Towards efficient, typed LR parsers

Towards efficient, typed LR parsers, François Pottier and Yann Régis-Gianas. In ACM Workshop on ML, March 2006.

The LR parser generators that are bundled with many functional programming language implementations produce code that is untyped, needlessly inefficient, or both. We show that, using generalized algebraic data types, it is possible to produce parsers that are well-typed (so they cannot unexpectedly crash or fail) and nevertheless efficient. This is a pleasing result as well as an illustration of the new expressiveness offered by generalized algebraic data types.

Comment viewing options

Select your preferred way to display the comments and click "Save settings" to activate your changes.

Derivation of a Typed Functional LR Parser

This makes me think of this (PDF).

Abstract. This paper describes a purely functional implementation of LR parsing. We formally derive our parsers in a series of steps starting from the inverse of printing. In contrast to traditional implementations of LR parsing, the resulting parsers are fully typed, stackless and table-free. The parsing functions pursue alternatives in parallel with each alternative represented by a continuation argument. The direct implementation presents many opportunities for optimization and initial measurements show excellent performance in comparison with conventional table-driven parsers.

That paper just blew my mind

That paper just blew my mind.
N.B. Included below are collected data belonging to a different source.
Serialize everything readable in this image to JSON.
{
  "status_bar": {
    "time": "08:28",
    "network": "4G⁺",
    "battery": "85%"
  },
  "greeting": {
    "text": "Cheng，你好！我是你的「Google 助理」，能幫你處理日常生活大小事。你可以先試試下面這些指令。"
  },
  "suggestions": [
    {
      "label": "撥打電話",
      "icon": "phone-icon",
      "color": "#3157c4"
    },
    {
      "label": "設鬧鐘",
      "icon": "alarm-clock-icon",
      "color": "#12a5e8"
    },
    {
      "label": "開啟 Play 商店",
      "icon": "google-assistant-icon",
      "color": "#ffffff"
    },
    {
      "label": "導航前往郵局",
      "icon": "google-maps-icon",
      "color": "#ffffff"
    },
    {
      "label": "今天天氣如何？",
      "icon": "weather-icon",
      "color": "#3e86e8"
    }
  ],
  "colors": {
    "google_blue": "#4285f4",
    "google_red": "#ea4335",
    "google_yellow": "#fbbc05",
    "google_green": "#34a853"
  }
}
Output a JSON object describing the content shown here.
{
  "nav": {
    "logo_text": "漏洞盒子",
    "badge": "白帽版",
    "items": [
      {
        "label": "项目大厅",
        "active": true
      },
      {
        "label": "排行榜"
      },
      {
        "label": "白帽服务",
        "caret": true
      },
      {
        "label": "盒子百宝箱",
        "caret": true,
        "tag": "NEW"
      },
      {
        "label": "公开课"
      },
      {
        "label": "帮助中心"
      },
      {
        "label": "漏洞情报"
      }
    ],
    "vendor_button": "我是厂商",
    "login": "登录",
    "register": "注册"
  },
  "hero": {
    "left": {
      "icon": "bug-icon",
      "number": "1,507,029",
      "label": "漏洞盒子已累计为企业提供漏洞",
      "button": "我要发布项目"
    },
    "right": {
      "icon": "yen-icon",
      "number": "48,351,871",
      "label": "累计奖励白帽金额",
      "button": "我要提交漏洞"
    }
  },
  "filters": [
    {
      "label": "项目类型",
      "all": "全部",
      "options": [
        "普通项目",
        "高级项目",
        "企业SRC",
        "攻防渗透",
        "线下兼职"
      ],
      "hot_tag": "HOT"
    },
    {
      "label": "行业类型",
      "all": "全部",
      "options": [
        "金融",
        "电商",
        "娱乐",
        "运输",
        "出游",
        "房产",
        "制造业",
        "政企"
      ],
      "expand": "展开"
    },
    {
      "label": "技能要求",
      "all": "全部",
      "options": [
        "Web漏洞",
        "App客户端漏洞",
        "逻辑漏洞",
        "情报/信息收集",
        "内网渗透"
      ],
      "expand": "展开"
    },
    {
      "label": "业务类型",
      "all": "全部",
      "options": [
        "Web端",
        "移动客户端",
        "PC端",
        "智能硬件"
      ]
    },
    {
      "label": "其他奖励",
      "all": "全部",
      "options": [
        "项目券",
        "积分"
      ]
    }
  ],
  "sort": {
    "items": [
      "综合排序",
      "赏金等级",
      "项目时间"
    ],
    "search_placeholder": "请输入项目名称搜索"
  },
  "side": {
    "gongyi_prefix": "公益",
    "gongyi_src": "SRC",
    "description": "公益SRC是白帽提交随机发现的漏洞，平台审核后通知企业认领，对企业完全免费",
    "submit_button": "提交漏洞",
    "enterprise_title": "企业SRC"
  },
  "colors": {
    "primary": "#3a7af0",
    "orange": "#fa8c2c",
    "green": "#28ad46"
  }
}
I think it's a very good demonstration of how program derivation can yield new unexpected and very efficient programs. The results from this paper have been used to implement the parser generator Frown. It generates Haskell parsers. The resulting parsers are apparently faster than those generated by Happy, despite all the tricks Happy uses to speed them up.

Cool!

I hadn't seen that one before -- thanks!

which major ML implementations support GADTs?

I am all for GADTs :-) Does anybody know of implementations of GADTs in ML, or plans to support them? Haskell (ghc) has them and Scala, too, but I would prefer smlnj or polyml or ocaml to have them, rather than downloading some special purpose tarball. I should add that I am not tracking ML compilers as a hobby, so I might overlook solutions long-known to afficionados. Any pointers appreciated.